Sucedió que el carcelero (que se llamaba Tal Blandones de San Pablo, y la mujer doña Ana Moraez) vino á comer, estando yo allí, muy enojado y bufando; no quiso comer. La mujer, recelando alguna gran pesadumbre, se llegó á él, y le enfadó tanto con las acostumbradas importunidades, que dijo:

—¿Qué ha de ser, si el bellaco ladrón de Almendros el Aposentador me ha dicho (teniendo palabras con él sobre el arrendamiento) que vos no sois limpia?

--¿Tantos rabos me ha quitado el bellaco? dijo ella. Por el siglo de mi agüelo, que no sois hombre, pues no le pelastes las barbas. ¿Llamo yo á sus criados que me limpien? Y volviéndose á mí, dijo: Vale Dios que no me podrá decir judía como él, que de cuatro cuartos que tiene, los dos son de villano, y los otros ocho maravedís de hebreo. A te, señor don Pablos, que si le oyera, que yo le acordara que tiene las espaldas en el aspa de san Andrés. Entonces, muy afligido el alcaide, replicó:

—¡Ay mujer! que callé porque dijo que en esa teníades vos dos ó tres madejas; que lo sucio no os lo dijo por lo puerco, sino por el no le comer.

—¿Luego judía dijo que era? ¿Y con esa paciencia lo decís, buenos tiempos? ¿Así sentís la honra de doña Ana Moraez, hija de Estefanía Rubio y Juan de Madrid, que sabe Dios y todo el mundo?

—¿Cómo hija (dije yo) de Juan de Madrid?

-De Juan de Madrid (respondió ella) el de Auñon. Voto á N. que el bellaco que tal dijo es un judío. Y volviéndome á ellas, dije:

—Juan de Madrid, mi señor, que esté en el cielo, fué primo hermano de mi padre, y daré yo probanza de quién es y cómo, y esto me toca á mí; y si salgo de la cárcel, yo le haré desdecir cien veces al bellaco: ejecutoria tengo en el pueblo tocante á entrambos con letras de oro. Alegráronse mucho todos Con el nuevo pariente, y cobraron ánimo con lo de la ejecutoria; y ni yo la tenia ni sabía quiénes eran. Comenzó el marido á quererse informar del parentesco por menudo; y porque no me cociese en mentira hice que me salia de enfado, votando y jurando. Tuviéronme, diciendo que no se tratase ni pensase más en ello. Yo fie rato en rato salia muy al descuido, diciendo: ¡Juan de Madrid! Burlando es la probanza que yo tengo suya. Otras veces decia: ¡Juan de Madrid el mayor! Su padre de Juan de Madrid fué casado con Ana de Acebedo la gorda; y callaba otro poco.

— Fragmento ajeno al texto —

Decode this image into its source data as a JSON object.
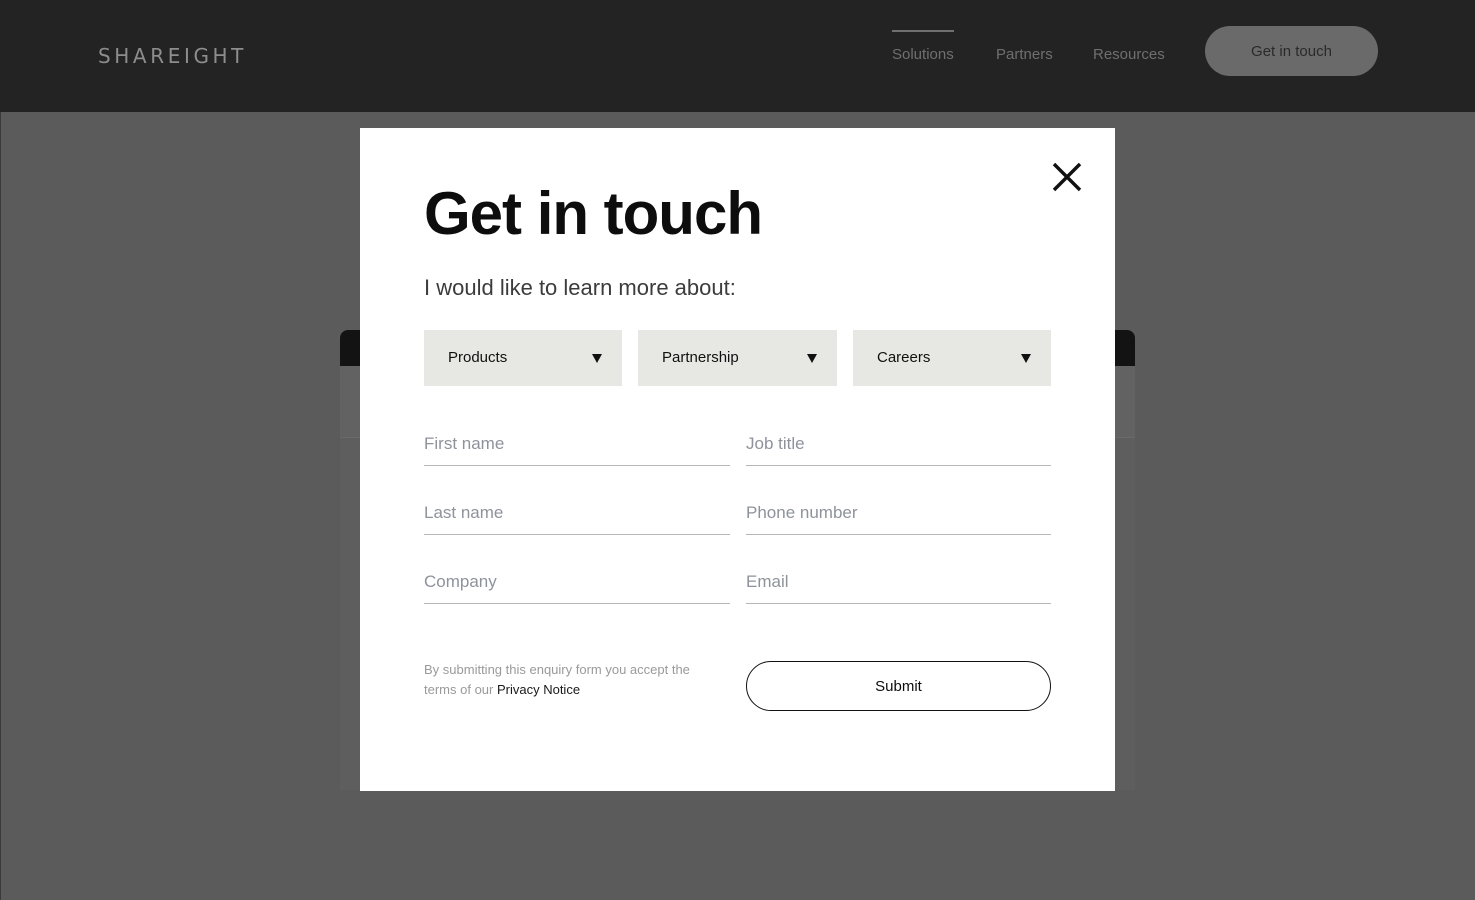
{
  "header": {
    "logo": "SHAREIGHT",
    "nav": [
      {
        "label": "Solutions",
        "active": true
      },
      {
        "label": "Partners",
        "active": false
      },
      {
        "label": "Resources",
        "active": false
      }
    ],
    "cta_label": "Get in touch"
  },
  "modal": {
    "title": "Get in touch",
    "subtitle": "I would like to learn more about:",
    "selects": [
      {
        "label": "Products"
      },
      {
        "label": "Partnership"
      },
      {
        "label": "Careers"
      }
    ],
    "fields": {
      "first_name": {
        "placeholder": "First name",
        "value": ""
      },
      "job_title": {
        "placeholder": "Job title",
        "value": ""
      },
      "last_name": {
        "placeholder": "Last name",
        "value": ""
      },
      "phone_number": {
        "placeholder": "Phone number",
        "value": ""
      },
      "company": {
        "placeholder": "Company",
        "value": ""
      },
      "email": {
        "placeholder": "Email",
        "value": ""
      }
    },
    "disclaimer_text": "By submitting this enquiry form you accept the terms of our ",
    "privacy_link_label": "Privacy Notice",
    "submit_label": "Submit"
  },
  "icons": {
    "close": "close-icon",
    "caret": "caret-down-icon"
  },
  "colors": {
    "header_bg": "#232323",
    "overlay_bg": "#5b5b5b",
    "select_bg": "#e7e7e3",
    "text_dark": "#0d0d0d"
  }
}
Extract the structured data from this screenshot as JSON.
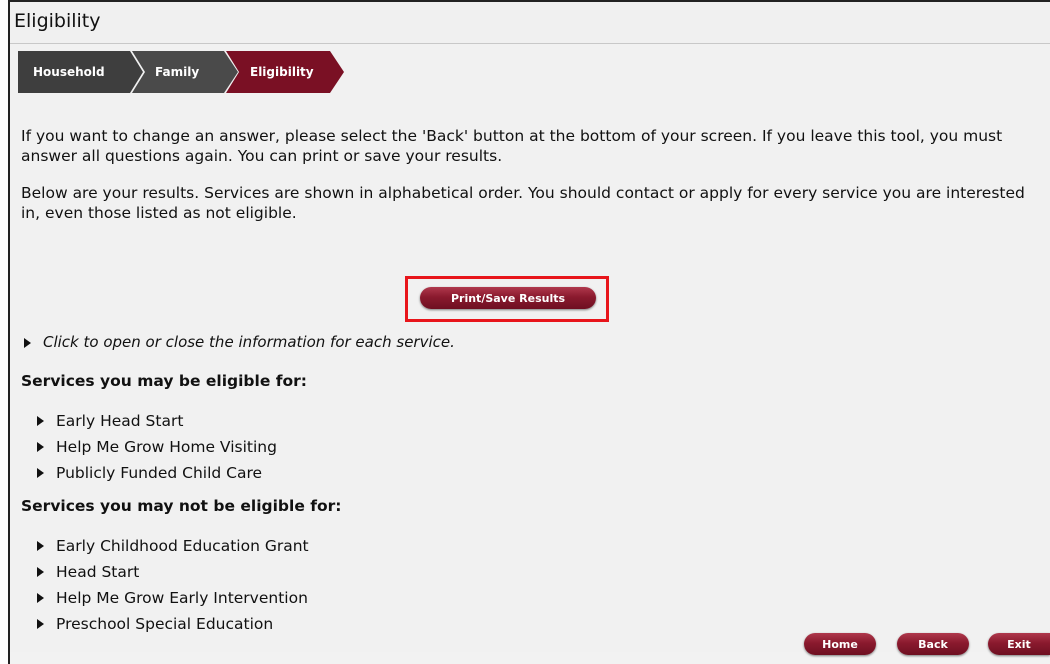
{
  "page": {
    "title": "Eligibility"
  },
  "steps": [
    {
      "label": "Household"
    },
    {
      "label": "Family"
    },
    {
      "label": "Eligibility"
    }
  ],
  "intro": {
    "paragraph1": "If you want to change an answer, please select the 'Back' button at the bottom of your screen. If you leave this tool, you must answer all questions again. You can print or save your results.",
    "paragraph2": "Below are your results. Services are shown in alphabetical order. You should contact or apply for every service you are interested in, even those listed as not eligible."
  },
  "print_button": {
    "label": "Print/Save Results"
  },
  "hint": "Click to open or close the information for each service.",
  "eligible": {
    "heading": "Services you may be eligible for:",
    "items": [
      "Early Head Start",
      "Help Me Grow Home Visiting",
      "Publicly Funded Child Care"
    ]
  },
  "not_eligible": {
    "heading": "Services you may not be eligible for:",
    "items": [
      "Early Childhood Education Grant",
      "Head Start",
      "Help Me Grow Early Intervention",
      "Preschool Special Education"
    ]
  },
  "footer": {
    "home_label": "Home",
    "back_label": "Back",
    "exit_label": "Exit"
  },
  "colors": {
    "accent": "#7a1024",
    "highlight": "#e8151b",
    "step_dark": "#3e3e3e"
  },
  "icons": {
    "list_marker": "triangle-right-icon"
  }
}
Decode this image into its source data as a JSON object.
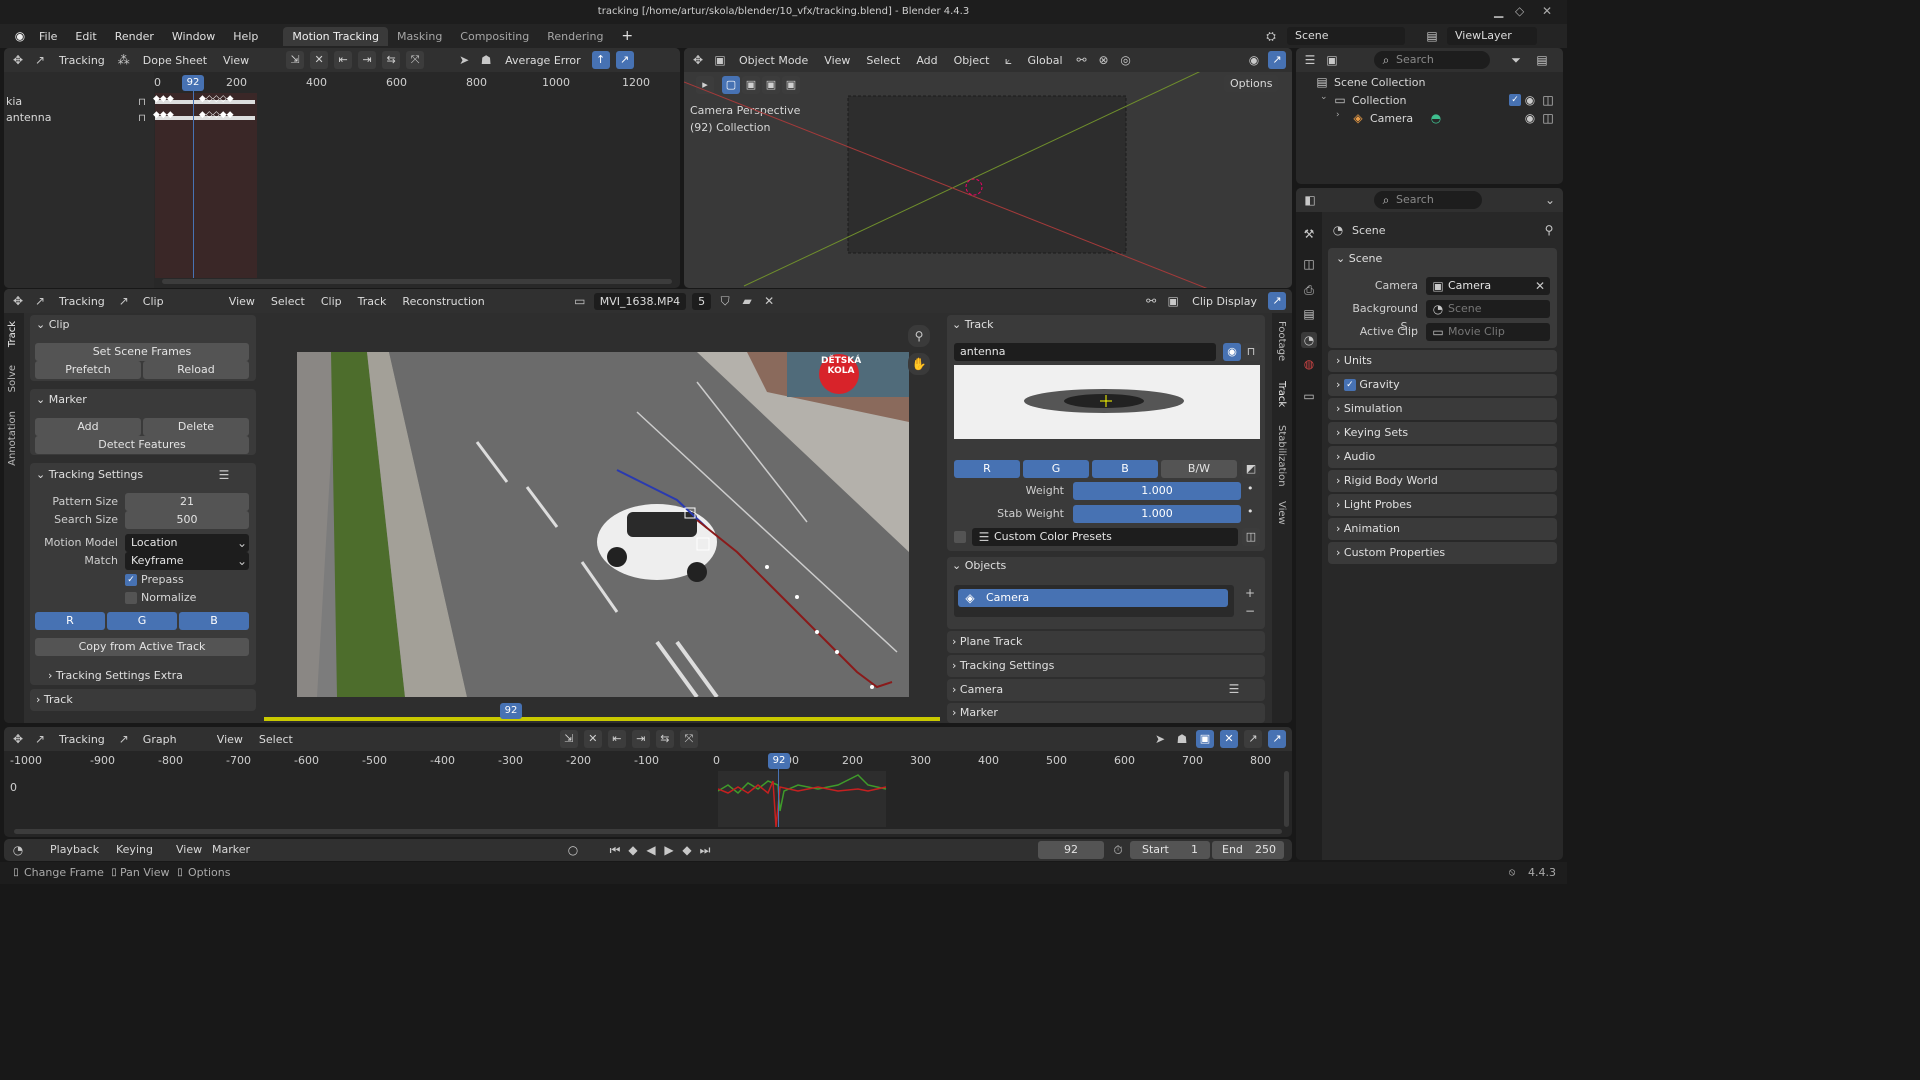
{
  "window": {
    "title": "tracking [/home/artur/skola/blender/10_vfx/tracking.blend] - Blender 4.4.3"
  },
  "menu": [
    "File",
    "Edit",
    "Render",
    "Window",
    "Help"
  ],
  "workspaces": [
    "Motion Tracking",
    "Masking",
    "Compositing",
    "Rendering"
  ],
  "scene_selector": {
    "scene": "Scene",
    "view_layer": "ViewLayer"
  },
  "dopesheet": {
    "mode": "Tracking",
    "view_type": "Dope Sheet",
    "view": "View",
    "sort": "Average Error",
    "current_frame": "92",
    "ticks": [
      "0",
      "200",
      "400",
      "600",
      "800",
      "1000",
      "1200"
    ],
    "channels": [
      "kia",
      "antenna"
    ]
  },
  "viewport": {
    "mode": "Object Mode",
    "menus": [
      "View",
      "Select",
      "Add",
      "Object"
    ],
    "orientation": "Global",
    "options": "Options",
    "overlay_line1": "Camera Perspective",
    "overlay_line2": "(92) Collection"
  },
  "outliner": {
    "search_placeholder": "Search",
    "scene_collection": "Scene Collection",
    "collection": "Collection",
    "camera": "Camera"
  },
  "properties": {
    "search_placeholder": "Search",
    "breadcrumb": "Scene",
    "scene_panel": "Scene",
    "camera_label": "Camera",
    "camera_value": "Camera",
    "bg_label": "Background S...",
    "bg_value": "Scene",
    "clip_label": "Active Clip",
    "clip_value": "Movie Clip",
    "sections": [
      "Units",
      "Gravity",
      "Simulation",
      "Keying Sets",
      "Audio",
      "Rigid Body World",
      "Light Probes",
      "Animation",
      "Custom Properties"
    ]
  },
  "clip_editor": {
    "mode": "Tracking",
    "view_type": "Clip",
    "menus": [
      "View",
      "Select",
      "Clip",
      "Track",
      "Reconstruction"
    ],
    "clip_name": "MVI_1638.MP4",
    "clip_users": "5",
    "display": "Clip Display",
    "current_frame": "92",
    "vtabs_left": [
      "Track",
      "Solve",
      "Annotation"
    ],
    "vtabs_right": [
      "Footage",
      "Track",
      "Stabilization",
      "View"
    ],
    "sign_text": "DĚTSKÁ KOLA"
  },
  "toolbox": {
    "clip_panel": "Clip",
    "set_scene_frames": "Set Scene Frames",
    "prefetch": "Prefetch",
    "reload": "Reload",
    "marker_panel": "Marker",
    "add": "Add",
    "delete": "Delete",
    "detect_features": "Detect Features",
    "tracking_settings": "Tracking Settings",
    "pattern_size_label": "Pattern Size",
    "pattern_size": "21",
    "search_size_label": "Search Size",
    "search_size": "500",
    "motion_model_label": "Motion Model",
    "motion_model": "Location",
    "match_label": "Match",
    "match": "Keyframe",
    "prepass": "Prepass",
    "normalize": "Normalize",
    "r": "R",
    "g": "G",
    "b": "B",
    "copy_from_active": "Copy from Active Track",
    "tracking_settings_extra": "Tracking Settings Extra",
    "track_panel": "Track"
  },
  "track_panel": {
    "title": "Track",
    "track_name": "antenna",
    "r": "R",
    "g": "G",
    "b": "B",
    "bw": "B/W",
    "weight_label": "Weight",
    "weight": "1.000",
    "stab_weight_label": "Stab Weight",
    "stab_weight": "1.000",
    "custom_color": "Custom Color Presets",
    "objects_title": "Objects",
    "object_camera": "Camera",
    "collapsed": [
      "Plane Track",
      "Tracking Settings",
      "Camera",
      "Marker"
    ]
  },
  "graph": {
    "mode": "Tracking",
    "view_type": "Graph",
    "menus": [
      "View",
      "Select"
    ],
    "current_frame": "92",
    "ticks": [
      "-1000",
      "-900",
      "-800",
      "-700",
      "-600",
      "-500",
      "-400",
      "-300",
      "-200",
      "-100",
      "0",
      "100",
      "200",
      "300",
      "400",
      "500",
      "600",
      "700",
      "800"
    ],
    "y_zero": "0"
  },
  "timeline": {
    "playback": "Playback",
    "keying": "Keying",
    "view": "View",
    "marker": "Marker",
    "frame": "92",
    "start_label": "Start",
    "start": "1",
    "end_label": "End",
    "end": "250"
  },
  "statusbar": {
    "change_frame": "Change Frame",
    "pan_view": "Pan View",
    "options": "Options",
    "version": "4.4.3"
  }
}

Al fin, con estas cosas el alcaide me daba de comer y cama en su casa; y el buen escribano (solicitado dél y cohechado con el dinero) lo hizo tan bien, que sacaron la vieja delante de todos en un palafrén pardo á la brida, con un músico de culpas delante. Era el pregón éste: A esta mujer por ladrona. Llevábale el compás en las costillas el verdugo, segun lo que le habian recetado los señores de los ropones. Luego seguían todos mis compañeros en los overos de echar agua, sin sombreros y las caras descubiertas. Sacábanlos á la vergüenza, y cada uno, de puro roto, llevaba la suya de fuera. Desterráronlos por seis años; yo salí en fiado por virtud del escribano: y el relator no se descuidó, porque mudó tono, habló quedo, brincó razones y mascó cláusulas enteras.